El periplo de Álvaro en tierra misionera es una clásica katabasis, un descenso a los infiernos de esa porción del planeta donde confluyen y se yuxtaponen tres países sudamericanos, ese lugar conocido como la Triple Frontera, en el que el imaginario popular indica que todo vale. Alejado de la Buenos Aires asfixiante, repentinamente se encuentra atrapado en un interior también asfixiante. La tensión latente en la puesta de cámara, los silencios –que en esta película saben ser más importantes que los diálogos-, los tiempos muertos y la introspección, asedian cada plano de este thriller que se percibe más cercano a un cuento de Horacio Quiroga que a un policial negro.

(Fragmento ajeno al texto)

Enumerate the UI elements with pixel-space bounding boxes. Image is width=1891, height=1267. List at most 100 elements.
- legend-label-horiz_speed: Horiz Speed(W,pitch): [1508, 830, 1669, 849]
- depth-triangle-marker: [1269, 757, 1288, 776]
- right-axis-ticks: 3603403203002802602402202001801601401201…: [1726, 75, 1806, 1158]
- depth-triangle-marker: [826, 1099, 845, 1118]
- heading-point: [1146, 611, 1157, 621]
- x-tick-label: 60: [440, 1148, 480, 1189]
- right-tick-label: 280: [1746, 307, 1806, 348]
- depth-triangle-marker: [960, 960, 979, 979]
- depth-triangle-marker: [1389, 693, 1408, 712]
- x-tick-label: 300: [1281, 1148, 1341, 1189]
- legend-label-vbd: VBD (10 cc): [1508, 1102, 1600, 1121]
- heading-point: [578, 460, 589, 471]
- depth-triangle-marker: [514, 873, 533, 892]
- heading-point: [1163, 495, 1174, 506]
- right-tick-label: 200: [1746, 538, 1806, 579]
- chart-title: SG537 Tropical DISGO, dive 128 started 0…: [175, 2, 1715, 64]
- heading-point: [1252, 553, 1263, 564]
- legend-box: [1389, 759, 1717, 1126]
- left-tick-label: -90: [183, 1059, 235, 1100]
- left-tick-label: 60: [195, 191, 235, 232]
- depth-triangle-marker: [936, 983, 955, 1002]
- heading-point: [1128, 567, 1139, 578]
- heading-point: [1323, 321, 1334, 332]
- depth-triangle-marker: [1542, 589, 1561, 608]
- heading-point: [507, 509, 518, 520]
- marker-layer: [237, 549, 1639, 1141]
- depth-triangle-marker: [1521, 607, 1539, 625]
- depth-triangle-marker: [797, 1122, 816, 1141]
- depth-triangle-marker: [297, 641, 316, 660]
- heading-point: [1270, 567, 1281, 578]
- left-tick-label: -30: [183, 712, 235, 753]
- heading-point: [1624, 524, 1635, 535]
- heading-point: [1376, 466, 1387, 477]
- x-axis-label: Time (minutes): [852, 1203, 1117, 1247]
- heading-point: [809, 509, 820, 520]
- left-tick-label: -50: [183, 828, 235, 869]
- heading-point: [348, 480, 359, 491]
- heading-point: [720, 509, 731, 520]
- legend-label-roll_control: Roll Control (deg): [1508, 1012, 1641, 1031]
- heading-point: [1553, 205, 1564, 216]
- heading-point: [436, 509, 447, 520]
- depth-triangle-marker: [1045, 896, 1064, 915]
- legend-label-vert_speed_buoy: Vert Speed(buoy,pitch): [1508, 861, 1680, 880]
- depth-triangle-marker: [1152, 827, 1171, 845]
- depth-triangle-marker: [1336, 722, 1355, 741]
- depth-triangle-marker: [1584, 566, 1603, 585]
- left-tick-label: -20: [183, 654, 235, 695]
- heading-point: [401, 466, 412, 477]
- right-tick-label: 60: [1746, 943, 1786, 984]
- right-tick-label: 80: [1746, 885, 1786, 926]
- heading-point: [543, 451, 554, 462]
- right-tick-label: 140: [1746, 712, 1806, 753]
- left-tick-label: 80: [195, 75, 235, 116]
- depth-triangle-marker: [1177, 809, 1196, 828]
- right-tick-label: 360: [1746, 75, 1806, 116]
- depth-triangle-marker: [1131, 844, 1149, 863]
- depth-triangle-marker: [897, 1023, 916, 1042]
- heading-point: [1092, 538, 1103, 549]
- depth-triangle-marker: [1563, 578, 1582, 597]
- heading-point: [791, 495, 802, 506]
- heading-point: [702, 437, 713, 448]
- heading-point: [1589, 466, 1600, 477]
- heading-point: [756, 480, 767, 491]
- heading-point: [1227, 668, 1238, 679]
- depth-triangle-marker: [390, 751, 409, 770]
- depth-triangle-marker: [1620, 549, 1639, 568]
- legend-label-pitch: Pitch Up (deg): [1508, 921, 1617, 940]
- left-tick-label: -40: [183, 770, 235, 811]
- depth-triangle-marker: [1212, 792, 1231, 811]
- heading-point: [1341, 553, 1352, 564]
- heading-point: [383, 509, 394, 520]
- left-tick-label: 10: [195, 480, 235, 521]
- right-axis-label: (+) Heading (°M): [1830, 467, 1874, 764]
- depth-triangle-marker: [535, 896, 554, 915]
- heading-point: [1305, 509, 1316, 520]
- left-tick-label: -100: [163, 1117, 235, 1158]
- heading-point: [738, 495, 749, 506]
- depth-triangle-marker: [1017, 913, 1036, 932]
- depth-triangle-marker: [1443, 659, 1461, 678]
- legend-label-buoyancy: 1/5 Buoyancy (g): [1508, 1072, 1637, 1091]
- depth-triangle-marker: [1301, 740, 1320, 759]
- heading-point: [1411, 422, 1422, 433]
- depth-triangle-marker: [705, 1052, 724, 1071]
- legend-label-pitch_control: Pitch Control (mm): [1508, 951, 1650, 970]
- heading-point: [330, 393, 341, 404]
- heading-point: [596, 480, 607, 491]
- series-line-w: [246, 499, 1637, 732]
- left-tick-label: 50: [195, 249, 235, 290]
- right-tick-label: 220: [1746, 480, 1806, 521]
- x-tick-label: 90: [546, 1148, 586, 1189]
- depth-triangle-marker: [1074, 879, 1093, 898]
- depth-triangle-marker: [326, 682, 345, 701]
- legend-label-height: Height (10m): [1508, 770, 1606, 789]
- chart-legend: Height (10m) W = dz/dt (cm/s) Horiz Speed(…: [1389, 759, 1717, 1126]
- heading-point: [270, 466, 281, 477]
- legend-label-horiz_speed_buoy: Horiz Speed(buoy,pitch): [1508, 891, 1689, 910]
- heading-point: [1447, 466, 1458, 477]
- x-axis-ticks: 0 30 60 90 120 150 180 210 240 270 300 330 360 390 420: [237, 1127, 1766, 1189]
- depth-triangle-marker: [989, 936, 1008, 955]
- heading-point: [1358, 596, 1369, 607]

Álvaro, con mirada impertérrita, afronta cada peripecia como un autómata con una misión ineluctable. El calor y la humedad de la selva lo agobian, la mirada desconfiada de los lugareños lo presiona, el peligro de las mafias locales lo sofoca, pero Álvaro no cesa en su búsqueda, mientras los planos cerrados, opresivos, que obligan a escuchar la respiración de los personajes como si nos estuviesen respirando en el oído, hacen que el espectador se sienta partícipe de cada secuencia que va aumentando en intensidad y dramatismo.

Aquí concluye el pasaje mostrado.